The material model is isotropic linear elasticity. The material properties used are defined as follows: Young's modulus = 193.1 × 10⁹, Poisson's ratio = 0.3, and density = 7850. The coefficient of viscosity is 1000.

The viscous pressure load generates reaction forces at the nodes, which are used to verify the element load calculations. This test has only one step.

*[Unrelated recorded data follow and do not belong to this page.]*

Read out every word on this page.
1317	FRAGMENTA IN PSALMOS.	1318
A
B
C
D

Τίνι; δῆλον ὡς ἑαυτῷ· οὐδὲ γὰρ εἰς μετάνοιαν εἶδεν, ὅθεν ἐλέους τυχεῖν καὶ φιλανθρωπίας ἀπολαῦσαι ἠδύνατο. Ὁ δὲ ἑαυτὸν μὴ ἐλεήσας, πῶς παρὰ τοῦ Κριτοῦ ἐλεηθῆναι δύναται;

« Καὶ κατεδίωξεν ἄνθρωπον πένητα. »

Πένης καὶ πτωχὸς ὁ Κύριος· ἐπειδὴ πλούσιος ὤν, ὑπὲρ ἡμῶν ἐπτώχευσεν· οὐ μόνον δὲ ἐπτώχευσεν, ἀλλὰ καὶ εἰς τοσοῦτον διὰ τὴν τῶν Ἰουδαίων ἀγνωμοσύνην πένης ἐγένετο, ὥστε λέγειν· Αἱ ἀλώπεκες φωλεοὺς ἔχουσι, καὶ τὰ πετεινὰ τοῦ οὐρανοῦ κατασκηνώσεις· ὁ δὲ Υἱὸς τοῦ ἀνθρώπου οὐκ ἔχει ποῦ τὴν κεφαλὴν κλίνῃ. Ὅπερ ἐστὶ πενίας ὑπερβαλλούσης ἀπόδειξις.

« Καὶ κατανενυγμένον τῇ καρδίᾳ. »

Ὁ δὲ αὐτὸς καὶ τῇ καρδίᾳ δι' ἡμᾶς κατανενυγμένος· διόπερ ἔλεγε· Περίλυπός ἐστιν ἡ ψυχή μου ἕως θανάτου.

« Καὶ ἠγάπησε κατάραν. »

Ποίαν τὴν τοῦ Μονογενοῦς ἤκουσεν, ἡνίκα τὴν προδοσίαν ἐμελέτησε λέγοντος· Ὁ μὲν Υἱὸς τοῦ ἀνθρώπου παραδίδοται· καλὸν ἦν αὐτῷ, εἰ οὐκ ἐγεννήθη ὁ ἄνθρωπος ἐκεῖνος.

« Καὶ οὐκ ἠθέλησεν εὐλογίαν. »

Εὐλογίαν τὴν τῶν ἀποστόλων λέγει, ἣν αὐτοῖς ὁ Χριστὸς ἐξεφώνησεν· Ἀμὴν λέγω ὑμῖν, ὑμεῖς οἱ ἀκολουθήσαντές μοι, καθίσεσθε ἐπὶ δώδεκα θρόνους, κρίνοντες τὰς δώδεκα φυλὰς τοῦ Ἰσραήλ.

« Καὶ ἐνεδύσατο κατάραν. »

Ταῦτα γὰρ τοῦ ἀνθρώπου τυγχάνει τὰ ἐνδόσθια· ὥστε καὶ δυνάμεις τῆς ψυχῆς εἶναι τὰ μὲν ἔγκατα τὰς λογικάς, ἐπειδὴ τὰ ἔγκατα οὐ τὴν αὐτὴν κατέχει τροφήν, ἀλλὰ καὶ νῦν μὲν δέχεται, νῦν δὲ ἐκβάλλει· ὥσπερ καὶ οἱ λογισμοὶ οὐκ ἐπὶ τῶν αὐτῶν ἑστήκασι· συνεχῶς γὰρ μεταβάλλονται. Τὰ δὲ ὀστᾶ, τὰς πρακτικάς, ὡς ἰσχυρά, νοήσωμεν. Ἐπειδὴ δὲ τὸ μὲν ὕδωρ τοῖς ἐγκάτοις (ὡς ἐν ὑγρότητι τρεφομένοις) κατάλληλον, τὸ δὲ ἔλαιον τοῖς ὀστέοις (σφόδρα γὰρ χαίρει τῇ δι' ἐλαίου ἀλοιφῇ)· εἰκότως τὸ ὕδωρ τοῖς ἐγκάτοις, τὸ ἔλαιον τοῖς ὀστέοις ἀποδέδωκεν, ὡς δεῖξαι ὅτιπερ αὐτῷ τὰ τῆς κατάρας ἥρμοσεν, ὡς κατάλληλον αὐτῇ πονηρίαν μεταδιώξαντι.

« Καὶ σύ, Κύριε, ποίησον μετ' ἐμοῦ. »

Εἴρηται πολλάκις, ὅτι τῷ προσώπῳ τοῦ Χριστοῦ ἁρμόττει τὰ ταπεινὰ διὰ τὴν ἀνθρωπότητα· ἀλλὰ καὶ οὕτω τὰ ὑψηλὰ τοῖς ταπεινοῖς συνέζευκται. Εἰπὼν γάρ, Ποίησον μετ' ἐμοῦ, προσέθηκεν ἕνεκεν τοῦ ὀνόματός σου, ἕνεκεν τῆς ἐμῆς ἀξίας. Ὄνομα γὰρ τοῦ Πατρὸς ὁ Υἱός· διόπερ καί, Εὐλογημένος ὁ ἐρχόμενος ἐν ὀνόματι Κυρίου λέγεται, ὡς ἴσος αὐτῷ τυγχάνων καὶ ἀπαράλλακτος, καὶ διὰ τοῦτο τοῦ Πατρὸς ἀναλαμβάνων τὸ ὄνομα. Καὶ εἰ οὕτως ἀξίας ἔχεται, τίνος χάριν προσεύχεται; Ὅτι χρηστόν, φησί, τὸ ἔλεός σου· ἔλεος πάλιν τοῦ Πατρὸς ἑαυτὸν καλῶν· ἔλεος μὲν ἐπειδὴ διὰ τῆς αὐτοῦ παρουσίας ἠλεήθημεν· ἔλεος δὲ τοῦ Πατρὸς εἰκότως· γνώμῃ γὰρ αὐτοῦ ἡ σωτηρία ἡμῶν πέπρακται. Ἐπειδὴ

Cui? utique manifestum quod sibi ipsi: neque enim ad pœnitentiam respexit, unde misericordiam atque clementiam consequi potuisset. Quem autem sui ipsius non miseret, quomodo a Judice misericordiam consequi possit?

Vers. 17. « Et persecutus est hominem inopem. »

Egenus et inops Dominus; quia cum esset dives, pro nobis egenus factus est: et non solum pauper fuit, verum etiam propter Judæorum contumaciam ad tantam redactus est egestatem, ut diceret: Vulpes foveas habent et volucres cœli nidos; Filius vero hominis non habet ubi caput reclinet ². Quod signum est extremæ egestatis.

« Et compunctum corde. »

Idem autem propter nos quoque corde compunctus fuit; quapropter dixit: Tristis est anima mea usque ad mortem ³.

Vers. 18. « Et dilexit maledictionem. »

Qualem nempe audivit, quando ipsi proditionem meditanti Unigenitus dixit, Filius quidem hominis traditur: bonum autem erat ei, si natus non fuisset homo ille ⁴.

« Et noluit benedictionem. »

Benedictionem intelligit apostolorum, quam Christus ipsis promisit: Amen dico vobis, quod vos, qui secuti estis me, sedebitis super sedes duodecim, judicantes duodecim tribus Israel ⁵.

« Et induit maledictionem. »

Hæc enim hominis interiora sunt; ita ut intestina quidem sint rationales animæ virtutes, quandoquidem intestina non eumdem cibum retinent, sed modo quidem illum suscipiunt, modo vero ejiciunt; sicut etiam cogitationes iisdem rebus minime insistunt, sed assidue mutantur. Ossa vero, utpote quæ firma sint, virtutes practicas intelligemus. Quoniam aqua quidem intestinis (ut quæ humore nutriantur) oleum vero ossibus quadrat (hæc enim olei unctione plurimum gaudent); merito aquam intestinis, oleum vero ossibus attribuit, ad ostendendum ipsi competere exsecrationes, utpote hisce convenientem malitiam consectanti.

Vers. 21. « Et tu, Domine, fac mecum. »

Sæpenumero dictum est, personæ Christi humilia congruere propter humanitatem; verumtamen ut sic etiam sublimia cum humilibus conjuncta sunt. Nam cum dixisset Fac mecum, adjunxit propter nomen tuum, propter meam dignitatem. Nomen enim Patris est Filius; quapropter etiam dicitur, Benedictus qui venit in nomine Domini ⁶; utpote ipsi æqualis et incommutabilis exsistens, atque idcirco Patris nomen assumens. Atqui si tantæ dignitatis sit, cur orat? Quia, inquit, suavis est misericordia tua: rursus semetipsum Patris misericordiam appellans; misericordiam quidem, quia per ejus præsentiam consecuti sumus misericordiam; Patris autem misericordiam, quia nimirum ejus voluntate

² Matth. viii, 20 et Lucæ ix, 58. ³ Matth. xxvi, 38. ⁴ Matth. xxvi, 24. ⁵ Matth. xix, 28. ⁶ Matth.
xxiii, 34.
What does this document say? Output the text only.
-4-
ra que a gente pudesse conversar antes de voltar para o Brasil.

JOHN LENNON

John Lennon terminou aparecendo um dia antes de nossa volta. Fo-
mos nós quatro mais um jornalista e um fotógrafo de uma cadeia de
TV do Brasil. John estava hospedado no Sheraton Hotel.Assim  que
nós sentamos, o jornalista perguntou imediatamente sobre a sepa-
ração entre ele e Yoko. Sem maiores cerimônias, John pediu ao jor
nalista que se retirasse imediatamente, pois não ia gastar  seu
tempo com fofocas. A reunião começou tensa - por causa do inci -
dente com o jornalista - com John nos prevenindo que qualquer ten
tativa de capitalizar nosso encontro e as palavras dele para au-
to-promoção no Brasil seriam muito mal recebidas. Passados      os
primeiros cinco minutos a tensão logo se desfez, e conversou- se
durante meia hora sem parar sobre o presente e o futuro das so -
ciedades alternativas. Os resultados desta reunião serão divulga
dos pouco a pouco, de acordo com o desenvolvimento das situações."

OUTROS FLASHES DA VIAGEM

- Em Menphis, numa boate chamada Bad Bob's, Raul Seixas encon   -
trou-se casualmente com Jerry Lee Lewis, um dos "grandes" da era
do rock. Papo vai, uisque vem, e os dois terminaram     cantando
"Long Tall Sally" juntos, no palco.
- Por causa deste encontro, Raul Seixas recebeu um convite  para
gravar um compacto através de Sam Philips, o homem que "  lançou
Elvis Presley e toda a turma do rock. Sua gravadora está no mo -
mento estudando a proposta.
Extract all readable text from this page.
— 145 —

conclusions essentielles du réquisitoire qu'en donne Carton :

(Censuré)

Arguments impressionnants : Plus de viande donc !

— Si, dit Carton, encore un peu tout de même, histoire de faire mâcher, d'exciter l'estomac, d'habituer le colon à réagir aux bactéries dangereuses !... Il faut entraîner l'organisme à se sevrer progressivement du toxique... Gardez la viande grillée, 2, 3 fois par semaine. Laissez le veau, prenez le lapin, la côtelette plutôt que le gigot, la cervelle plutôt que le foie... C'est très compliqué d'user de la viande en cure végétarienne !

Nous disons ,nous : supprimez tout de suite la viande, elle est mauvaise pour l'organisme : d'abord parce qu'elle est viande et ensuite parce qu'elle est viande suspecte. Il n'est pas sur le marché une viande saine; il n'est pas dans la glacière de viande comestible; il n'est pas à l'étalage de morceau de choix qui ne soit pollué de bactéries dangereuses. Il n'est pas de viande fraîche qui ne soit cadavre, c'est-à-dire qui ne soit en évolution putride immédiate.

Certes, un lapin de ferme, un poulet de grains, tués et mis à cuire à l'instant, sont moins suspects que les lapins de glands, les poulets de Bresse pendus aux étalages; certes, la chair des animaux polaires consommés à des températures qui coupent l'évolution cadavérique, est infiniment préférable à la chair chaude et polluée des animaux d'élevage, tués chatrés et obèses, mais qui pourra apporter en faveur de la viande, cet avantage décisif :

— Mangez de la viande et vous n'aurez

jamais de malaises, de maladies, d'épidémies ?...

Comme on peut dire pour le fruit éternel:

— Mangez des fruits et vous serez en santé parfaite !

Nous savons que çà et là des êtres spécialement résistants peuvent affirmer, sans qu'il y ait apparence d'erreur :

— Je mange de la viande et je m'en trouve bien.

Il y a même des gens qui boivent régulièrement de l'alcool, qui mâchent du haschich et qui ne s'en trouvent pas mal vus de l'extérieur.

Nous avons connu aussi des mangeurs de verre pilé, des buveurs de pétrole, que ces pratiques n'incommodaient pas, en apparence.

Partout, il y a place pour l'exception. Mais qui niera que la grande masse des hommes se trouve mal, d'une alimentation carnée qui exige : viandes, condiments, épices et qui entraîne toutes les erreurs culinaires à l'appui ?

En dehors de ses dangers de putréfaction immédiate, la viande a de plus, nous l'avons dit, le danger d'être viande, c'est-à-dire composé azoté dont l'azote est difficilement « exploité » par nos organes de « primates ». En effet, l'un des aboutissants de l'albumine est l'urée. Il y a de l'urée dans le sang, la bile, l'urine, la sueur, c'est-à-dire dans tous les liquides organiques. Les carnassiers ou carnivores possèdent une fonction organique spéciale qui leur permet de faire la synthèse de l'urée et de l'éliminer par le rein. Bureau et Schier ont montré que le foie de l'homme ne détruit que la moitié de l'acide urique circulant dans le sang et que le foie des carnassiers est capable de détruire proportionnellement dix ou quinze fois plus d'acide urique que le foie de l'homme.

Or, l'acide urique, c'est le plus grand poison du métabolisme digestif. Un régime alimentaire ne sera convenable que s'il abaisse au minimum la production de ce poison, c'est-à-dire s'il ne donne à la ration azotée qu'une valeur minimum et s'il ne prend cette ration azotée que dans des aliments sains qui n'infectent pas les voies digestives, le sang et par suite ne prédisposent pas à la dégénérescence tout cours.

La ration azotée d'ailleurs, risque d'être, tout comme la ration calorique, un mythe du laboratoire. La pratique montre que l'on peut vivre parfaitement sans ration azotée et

In this verification test all the available element types are tested by loading them with a viscous body or a stagnation load. The nodes belonging to the plane strain, plane stress, and axisymmetric elements (CPE3, CPE4R, CPS3, CPS4R, CAX3, and CAX4R) are constrained in the x-direction; and an initial velocity of 100 is prescribed in the y-direction. The nodes belonging to the three-dimensional elements (C3D4, C3D6, and C3D8R) are constrained in the x- and z-directions, and an initial velocity of 100 is prescribed in the y-direction. The nodes belonging to the shell and membrane elements (S3R, S4R, M3D3, and M3D4R) are constrained in the x- and y-directions, and an initial velocity of 100 is prescribed in the z-direction. The nodes belonging to the axisymmetric shell element (SAX1) are constrained in the z-direction, and an initial velocity of 100 is prescribed in the r-direction.

The material model is isotropic linear elasticity. The material properties used are defined as follows: Young's modulus = 193.1 × 10⁹, Poisson's ratio = 0.3, and density = 7850.

The viscous body and stagnation loads generate reaction forces at the nodes, which are used to verify the element load calculations.